Monday, June 25, 2007

Counterproductive Punitive Social Interventions 101: Capital Punishment

On Best of the Fray, Schmutzle wrote a post challenging the board to argue against the death penalty for a particularly heinous crime. This post summarizes my position on that thread on the topic of punitive social interventions in general, and capital punishment in specific.

Capital punishment reinforces the elements in this culture that lead to such crimes being committed. We should not be abetting the dehumanization of any person, even those convicted of heinous crimes. It is in precisely these types of cases that our cultural morality is most sorely tested, because our repugnance at the act fuels our dehumanization of the actor. It is not a case of social self-defense, it is a case of social retribution, and that is a selfish and insufficient reason to end someone's life.

Recently, the only study I’m aware of showing a deterrent effect for the death penalty was released (actually, it a study that aggregates the results of other studies). I'm skeptical - prior research has shown that violent crime rates tend to dip, and then go UP following a well-publicized execution. Examination of rates, however, is perhaps not the best snapshot for determining the impact a social intervention exerts on a population.

In social interventions, the goal is to shift a distribution of people along the axis of a target behavior. When those interventions employ shame as a major motivation, or are punitive, the result is not really a change in the mean of the distribution, but the shape of the distribution changes - it becomes bimodal, as people polarize in one direction or the other, based on the degree to which they react against or embrace the shaming message (probably based on either desire to identify/affiliate with the person(s) providing it, or to resist identification with them).

The goal of law enforcement should be to encourage prosocial behavior while discouraging antisocial behavior. The impact of punitive law enforcement, however, is the same as above - a splitting of the distribution, where identification is enhanced for a majority, but alienation is enhanced for a minority. This is why community policing efforts in areas like Watts have proven so beneficial, compared to other approaches - the approach is inherently affiliative, rather than alienating. The goal is engagement, rather than punitive enforcement.

The death penalty is an extreme, as far as punitive interventions are concerned. The impact is the same as it is for every other punitive intervention - it splits the distribution. This results in a minority of people who become more likely to commit crimes, and a majority less likely. Unfortunately, the minority is also prone to commit more heinous crimes - murders, etc., become more likely, not less likely.

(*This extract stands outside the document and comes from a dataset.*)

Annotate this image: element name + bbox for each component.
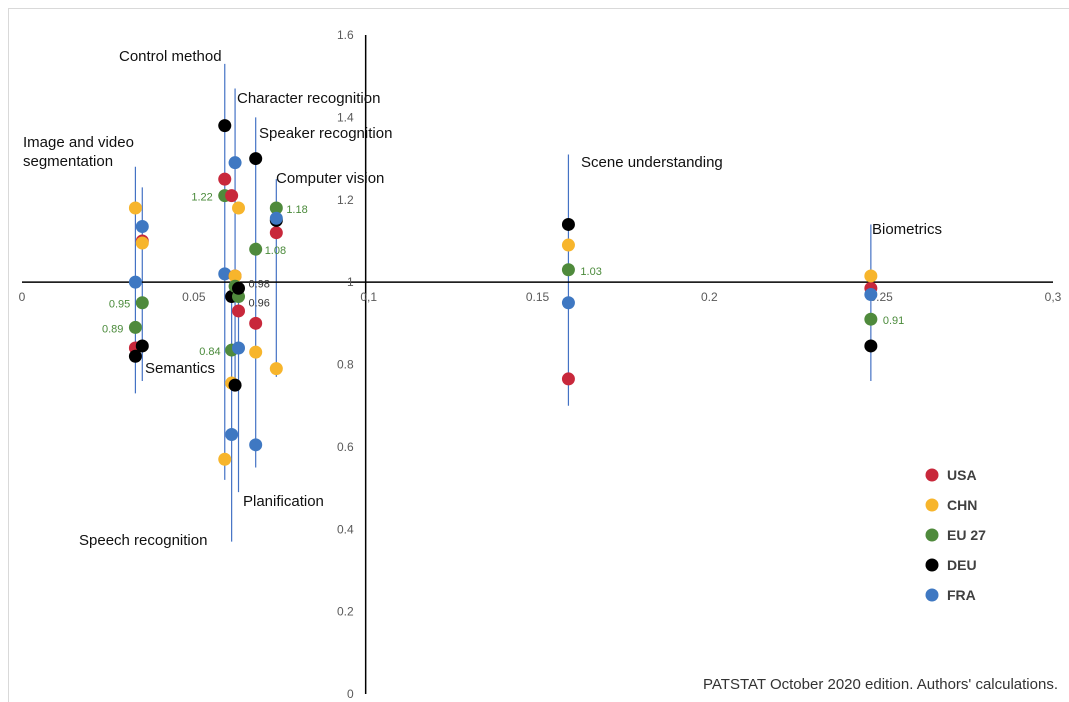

I can say the death penalty not social self-defense because there's better reason to believe that capital punishment results in more, rather than less, heinous crime. I can say that retribution is selfish, because the momentary satisfaction experienced flipping the switch is subverted by the serial pedophile/murderer who figures he's got nothing more to lose after killing his last victim, and he's better off doing away with a potential witness and minimizing his risk of getting caught than keeping the child alive. I'd put someone like that in a cell and feed them, water them, and give them walkabouts three times a week because its less expensive, because the social benefits outweigh whatever costs might accumulate, and because I'm neither wise nor just enough to determine what exactly has happened to this person that they were able to commit such heinous acts, and whether this should be a factor in determining disposition.